The goal is to improve manufacturing or processing uptime and efficiency. Subject matter experts are becoming increasingly hard to find and companies need to find ways to use them more efficiently. The latest remote monitoring tools allow experts to analyze problems and abnormal situations and determine ways to improve and optimize operations without traveling to the site. Worker productivity and responsiveness are being improved with technologies that directly connect workers to manufacturing systems making them an informed integral part of production in real time. Mobile computing and communications technology cost reductions and increased performance continue to increase the ability to increase the capabilities and value of workers in production.
The connection of workers is being accelerated using the wide expanding range of commercial off-the-shelf technologies including voice and video headsets, Smart glasses and virtual reality devices and systems that are providing workers with productivity enhancers including:
- Manuals anywhere
- Equipment identification and lookup
- Real-time superimposed data
- Audiovisual linking to subject matter experts
- Direct access to production availability information
Remote expert services
Connectivity and edge processors empower suppliers to offer remote expert monitoring services. Experts and analytic software continuously monitor controllers and control systems for abnormal situations and advise site personnel of current problems or predictions of future problems. Control suppliers that offer these services have experts and software that can quickly detect issues with the controllers, components and software that they provide. Since most plants have equipment from multiple suppliers, the value of this service may be limited if the provider does not monitor all equipment and applications. In some general equipment and process control applications, contract experts can detect and advise on plant production issues.
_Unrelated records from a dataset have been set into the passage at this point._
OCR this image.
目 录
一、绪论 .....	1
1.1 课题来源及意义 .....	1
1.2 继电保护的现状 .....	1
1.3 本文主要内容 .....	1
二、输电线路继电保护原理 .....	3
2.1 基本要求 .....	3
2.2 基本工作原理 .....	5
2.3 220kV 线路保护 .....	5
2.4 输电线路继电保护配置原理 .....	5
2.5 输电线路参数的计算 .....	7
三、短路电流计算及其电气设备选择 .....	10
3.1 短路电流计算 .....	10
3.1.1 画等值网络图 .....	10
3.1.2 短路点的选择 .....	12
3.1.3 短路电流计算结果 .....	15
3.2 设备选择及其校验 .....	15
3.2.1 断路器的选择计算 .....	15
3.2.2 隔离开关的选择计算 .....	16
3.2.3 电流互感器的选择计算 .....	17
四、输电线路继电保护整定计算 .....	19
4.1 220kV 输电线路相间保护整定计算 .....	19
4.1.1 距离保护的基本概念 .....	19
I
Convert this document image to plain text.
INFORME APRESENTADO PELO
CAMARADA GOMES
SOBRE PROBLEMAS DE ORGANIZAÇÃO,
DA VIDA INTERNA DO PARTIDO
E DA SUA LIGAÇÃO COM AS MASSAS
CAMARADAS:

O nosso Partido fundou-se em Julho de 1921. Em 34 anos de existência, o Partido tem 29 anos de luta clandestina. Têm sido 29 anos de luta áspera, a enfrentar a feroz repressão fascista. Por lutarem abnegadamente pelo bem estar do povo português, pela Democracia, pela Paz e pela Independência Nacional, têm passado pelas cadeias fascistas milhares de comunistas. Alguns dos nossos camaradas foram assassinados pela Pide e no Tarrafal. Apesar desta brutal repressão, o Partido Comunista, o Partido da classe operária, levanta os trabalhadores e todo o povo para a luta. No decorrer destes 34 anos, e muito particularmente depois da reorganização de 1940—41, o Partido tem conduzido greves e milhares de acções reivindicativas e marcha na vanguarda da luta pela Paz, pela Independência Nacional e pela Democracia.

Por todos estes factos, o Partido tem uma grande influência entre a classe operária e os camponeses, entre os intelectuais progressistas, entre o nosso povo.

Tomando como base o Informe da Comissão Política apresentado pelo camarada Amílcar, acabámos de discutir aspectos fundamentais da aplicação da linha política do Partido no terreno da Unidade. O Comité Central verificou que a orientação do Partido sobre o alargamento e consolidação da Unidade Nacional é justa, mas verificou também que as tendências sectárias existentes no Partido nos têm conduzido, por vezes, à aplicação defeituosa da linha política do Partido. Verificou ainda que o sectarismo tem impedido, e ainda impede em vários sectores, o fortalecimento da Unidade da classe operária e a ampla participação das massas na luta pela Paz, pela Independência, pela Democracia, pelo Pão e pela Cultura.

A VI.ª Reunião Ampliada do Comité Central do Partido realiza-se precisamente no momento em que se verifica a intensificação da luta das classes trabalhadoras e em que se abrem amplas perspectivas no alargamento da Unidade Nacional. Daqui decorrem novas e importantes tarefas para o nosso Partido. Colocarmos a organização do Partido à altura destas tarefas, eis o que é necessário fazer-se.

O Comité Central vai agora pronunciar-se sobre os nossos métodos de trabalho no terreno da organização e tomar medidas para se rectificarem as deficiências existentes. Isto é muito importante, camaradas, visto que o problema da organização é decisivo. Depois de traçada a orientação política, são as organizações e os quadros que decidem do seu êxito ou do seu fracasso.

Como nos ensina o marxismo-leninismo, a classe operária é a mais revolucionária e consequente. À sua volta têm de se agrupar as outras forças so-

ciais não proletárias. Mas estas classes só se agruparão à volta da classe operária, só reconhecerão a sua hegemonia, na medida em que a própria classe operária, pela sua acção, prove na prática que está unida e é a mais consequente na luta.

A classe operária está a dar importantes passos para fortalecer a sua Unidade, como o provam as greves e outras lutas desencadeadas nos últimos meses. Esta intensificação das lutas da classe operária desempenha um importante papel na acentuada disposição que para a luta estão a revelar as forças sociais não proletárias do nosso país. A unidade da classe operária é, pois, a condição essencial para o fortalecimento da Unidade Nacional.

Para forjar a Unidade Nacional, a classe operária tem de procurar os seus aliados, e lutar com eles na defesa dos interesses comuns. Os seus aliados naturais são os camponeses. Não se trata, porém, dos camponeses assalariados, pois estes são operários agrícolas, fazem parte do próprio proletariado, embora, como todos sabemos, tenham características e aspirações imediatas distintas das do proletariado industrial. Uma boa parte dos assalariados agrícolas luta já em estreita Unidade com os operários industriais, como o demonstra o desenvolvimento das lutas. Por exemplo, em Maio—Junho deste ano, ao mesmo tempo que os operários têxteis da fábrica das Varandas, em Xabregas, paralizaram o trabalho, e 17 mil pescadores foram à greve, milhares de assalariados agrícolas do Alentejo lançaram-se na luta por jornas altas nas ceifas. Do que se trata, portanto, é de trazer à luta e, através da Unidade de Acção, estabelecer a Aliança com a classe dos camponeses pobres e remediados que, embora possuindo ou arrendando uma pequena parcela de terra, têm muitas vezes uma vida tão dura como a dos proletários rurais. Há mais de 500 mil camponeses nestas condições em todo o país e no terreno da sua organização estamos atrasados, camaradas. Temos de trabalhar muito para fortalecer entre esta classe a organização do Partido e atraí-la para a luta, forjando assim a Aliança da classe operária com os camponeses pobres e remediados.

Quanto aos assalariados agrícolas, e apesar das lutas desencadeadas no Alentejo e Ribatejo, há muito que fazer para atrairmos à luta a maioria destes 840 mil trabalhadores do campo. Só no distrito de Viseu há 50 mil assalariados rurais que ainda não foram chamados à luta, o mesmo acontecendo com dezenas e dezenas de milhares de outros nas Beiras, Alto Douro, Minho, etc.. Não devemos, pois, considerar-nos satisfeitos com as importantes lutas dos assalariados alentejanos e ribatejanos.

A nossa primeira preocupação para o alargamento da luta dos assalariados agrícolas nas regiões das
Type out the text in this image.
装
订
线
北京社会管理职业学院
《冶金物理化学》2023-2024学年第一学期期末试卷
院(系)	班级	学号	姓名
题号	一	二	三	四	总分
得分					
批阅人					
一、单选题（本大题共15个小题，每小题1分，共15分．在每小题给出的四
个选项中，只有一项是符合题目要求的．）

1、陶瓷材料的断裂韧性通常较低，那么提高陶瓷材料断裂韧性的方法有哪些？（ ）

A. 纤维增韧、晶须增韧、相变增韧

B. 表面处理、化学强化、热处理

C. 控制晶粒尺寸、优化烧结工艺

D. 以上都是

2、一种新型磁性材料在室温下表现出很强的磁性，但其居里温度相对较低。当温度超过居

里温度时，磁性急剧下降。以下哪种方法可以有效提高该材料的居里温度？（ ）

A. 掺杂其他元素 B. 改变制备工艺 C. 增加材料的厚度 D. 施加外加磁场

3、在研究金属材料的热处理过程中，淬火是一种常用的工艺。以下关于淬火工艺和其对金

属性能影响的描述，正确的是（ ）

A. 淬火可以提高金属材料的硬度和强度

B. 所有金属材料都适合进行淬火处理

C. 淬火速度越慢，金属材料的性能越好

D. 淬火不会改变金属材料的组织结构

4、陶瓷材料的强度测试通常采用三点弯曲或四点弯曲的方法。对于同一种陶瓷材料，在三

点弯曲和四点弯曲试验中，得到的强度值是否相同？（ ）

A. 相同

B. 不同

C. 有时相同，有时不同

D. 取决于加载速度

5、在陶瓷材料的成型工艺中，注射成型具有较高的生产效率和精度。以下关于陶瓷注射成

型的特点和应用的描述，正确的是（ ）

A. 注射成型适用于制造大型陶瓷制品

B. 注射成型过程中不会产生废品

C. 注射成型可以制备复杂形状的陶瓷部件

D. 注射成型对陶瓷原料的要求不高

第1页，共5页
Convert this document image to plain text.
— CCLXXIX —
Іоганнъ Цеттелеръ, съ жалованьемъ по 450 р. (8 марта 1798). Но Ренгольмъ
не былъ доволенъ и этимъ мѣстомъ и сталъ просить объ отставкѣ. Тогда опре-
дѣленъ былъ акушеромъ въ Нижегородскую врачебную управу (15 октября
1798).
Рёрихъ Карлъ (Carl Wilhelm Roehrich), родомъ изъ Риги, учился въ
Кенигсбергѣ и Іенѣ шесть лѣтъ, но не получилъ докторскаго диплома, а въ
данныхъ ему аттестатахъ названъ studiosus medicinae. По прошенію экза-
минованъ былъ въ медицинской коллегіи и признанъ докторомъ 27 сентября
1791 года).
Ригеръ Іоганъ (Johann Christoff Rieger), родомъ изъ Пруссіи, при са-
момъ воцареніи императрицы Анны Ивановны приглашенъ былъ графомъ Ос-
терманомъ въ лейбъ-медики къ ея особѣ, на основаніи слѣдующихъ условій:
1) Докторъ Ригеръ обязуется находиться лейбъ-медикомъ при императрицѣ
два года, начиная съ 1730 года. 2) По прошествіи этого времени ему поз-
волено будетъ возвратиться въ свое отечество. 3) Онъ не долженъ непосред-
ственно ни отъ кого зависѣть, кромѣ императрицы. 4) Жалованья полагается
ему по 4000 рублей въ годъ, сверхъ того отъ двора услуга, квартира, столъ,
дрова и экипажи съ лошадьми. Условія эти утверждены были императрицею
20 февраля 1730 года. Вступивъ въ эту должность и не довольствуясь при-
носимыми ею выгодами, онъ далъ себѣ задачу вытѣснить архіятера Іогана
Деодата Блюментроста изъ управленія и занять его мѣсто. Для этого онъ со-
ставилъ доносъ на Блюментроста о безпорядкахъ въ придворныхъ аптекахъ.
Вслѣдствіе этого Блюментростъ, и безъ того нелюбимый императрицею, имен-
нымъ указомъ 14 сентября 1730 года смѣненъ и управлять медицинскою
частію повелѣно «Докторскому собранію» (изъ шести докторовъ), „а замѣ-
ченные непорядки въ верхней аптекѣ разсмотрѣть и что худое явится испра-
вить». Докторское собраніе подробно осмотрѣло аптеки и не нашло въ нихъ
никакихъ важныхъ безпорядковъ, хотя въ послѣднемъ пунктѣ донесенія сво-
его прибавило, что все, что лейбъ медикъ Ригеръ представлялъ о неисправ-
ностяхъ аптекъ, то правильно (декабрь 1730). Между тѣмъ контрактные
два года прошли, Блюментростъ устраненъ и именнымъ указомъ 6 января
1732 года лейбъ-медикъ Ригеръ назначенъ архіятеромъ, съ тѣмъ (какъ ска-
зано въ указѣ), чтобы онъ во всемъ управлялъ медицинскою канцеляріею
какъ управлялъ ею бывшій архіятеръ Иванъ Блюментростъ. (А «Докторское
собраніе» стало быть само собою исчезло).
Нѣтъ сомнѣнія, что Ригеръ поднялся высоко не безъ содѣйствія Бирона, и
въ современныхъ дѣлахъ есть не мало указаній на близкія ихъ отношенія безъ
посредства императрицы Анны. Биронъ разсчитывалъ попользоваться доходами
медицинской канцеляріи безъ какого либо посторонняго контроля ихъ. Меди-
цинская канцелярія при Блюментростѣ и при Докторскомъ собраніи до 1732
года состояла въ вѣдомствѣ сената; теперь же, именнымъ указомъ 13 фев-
Subject matter experts in specific manufacturing and process areas can be used on demand for special problems and issues. A big advantage of the services approach is a third party has a remote, 24/7 operations center to constantly monitor your systems. Some providers may collect performance analytics information to learn how machinery is performing and provide alerts when data falls outside of predefined parameters. This requires the development of rules with input from plant staff because they understand the plant operations. Alternatively, manufacturing companies can run an inference engine with rules developed by plant staff that understand the dynamics of operations.
Ultimately, when most problems and issues are identified, someone needs to be onsite with the right tools, information and spare parts to get things working. Determining the best methods to achieve improved uptime and efficiency is the overall challenge.
Robotics
The cost and ease of use of robotics have changed dramatically, particularly with collaborative robots (cobots). More possibilities are being created with the growing trend of modular industrial robot components that can be used to assemble the optimal robot structures for different applications on an individual and flexible basis. In addition, easy-to-use software tools are allowing people and plants to directly define robot actions without programming.